No one seems happy with this abandonment of an important Constitutional power. Reports critical of Obama's performance have recently been issued by experts at both the conservative Heritage Foundation and the liberal American Constitution Society, and Supreme Court Justice Anthony Kennedy has condemned the dissolution of the pardon power both while on and off the bench. Such rare consensus among the right, the left, and the middle must mean that something is very wrong.
The process for considering clemency petitions is a part of the problem, according to the critics. The United States Pardon Attorney and his small staff are a part of the Department of Justice, and several levels of review stand between that office and the president. Those tasked with evaluating the apportionment of mercy are embedded deep within the agency charged with prosecution. The stingy results are predictable.
Three simple steps would cure this systemic problem. First, the consideration of clemency needs to be taken out of the Department of Justice. Second, clemency petitions should be evaluated by a diverse, bi-partisan board rather than a single official. Finally, clemency considerations should be routinized, with that board presenting its recommendations to the president at regular intervals.

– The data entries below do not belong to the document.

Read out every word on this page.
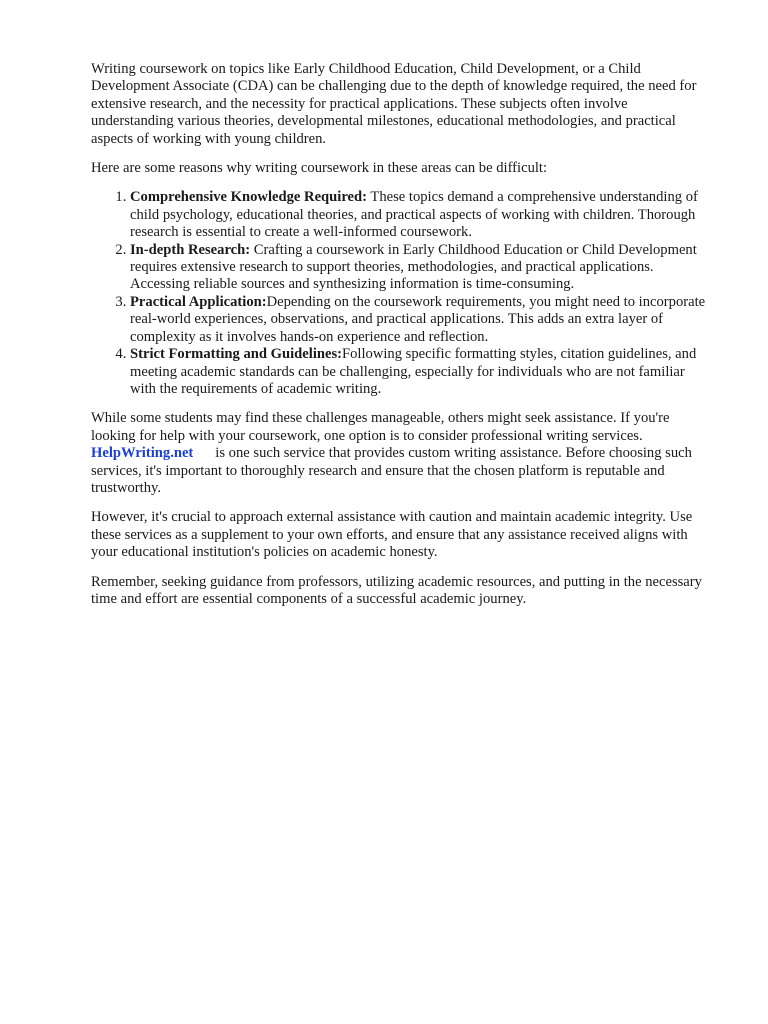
Writing coursework on topics like Early Childhood Education, Child Development, or a Child Development Associate (CDA) can be challenging due to the depth of knowledge required, the need for extensive research, and the necessity for practical applications. These subjects often involve understanding various theories, developmental milestones, educational methodologies, and practical aspects of working with young children.

Here are some reasons why writing coursework in these areas can be difficult:

1. Comprehensive Knowledge Required: These topics demand a comprehensive understanding of child psychology, educational theories, and practical aspects of working with children. Thorough research is essential to create a well-informed coursework.
2. In-depth Research: Crafting a coursework in Early Childhood Education or Child Development requires extensive research to support theories, methodologies, and practical applications. Accessing reliable sources and synthesizing information is time-consuming.
3. Practical Application:Depending on the coursework requirements, you might need to incorporate real-world experiences, observations, and practical applications. This adds an extra layer of complexity as it involves hands-on experience and reflection.
4. Strict Formatting and Guidelines:Following specific formatting styles, citation guidelines, and meeting academic standards can be challenging, especially for individuals who are not familiar with the requirements of academic writing.

While some students may find these challenges manageable, others might seek assistance. If you're looking for help with your coursework, one option is to consider professional writing services. HelpWriting.net is one such service that provides custom writing assistance. Before choosing such services, it's important to thoroughly research and ensure that the chosen platform is reputable and trustworthy.

However, it's crucial to approach external assistance with caution and maintain academic integrity. Use these services as a supplement to your own efforts, and ensure that any assistance received aligns with your educational institution's policies on academic honesty.

Remember, seeking guidance from professors, utilizing academic resources, and putting in the necessary time and effort are essential components of a successful academic journey.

It is no accident that the precipitous decline in the use of the pardon power coincided with President Reagan's delegation of responsibility to an office nested within the lower tiers of the Department of Justice. The first step in restoring a constitutionally appropriate use of clemency will be to reverse that choice. As Paul Rosenzweig put it in a Heritage Foundation Legal Memorandum:
... using career prosecutors to screen pardon applications has the natural tendency of subjecting pardon applications to greater scrutiny with less lenity to be expected, because career prosecutors (like any human beings) are products of their culture and less likely to see flaws in the actions of their colleagues.
If we take it out of the DOJ, though, where do we put it? The best answer is a modern clemency board, of the sort used in one form or another by nearly all of the states. Such a board can bring together diverse specialties, including defense attorneys, former judges, and, yes, representation from the DOJ. We trust juries because of their multiple viewpoints and ability to discern truth through deliberation, and those same strengths could underlay this later review. The cost of such a board would be offset by the savings that would come from an increased number of shortened sentences.
Finally, having taken the process out of the Department of Justice and created a clemency board, the final step in this reform should be to assure routinized and transparent consideration of clemency petitions. Regular and periodic meetings between the clemency board and the president would ensure that clemency not fade into the background amid the constant river of crisis that often flows through the White House. Transparency would take two forms: prospectively announcing the primary factors the board would look for, and then revealing the reasons that individual petitions are granted in an annual report. With this, the process may become less political.
The president of the United States is a Constitutional scholar, and it is the Constitution itself which creates the odd but important pardon power of the executive. It is nothing less than a charge to do justice while embracing mercy, a job made possible by the humble acknowledgment that our laws at times are not perfectly fit to the changing shapes of human frailties. We can only hope that the president possesses the strength to embrace that humility.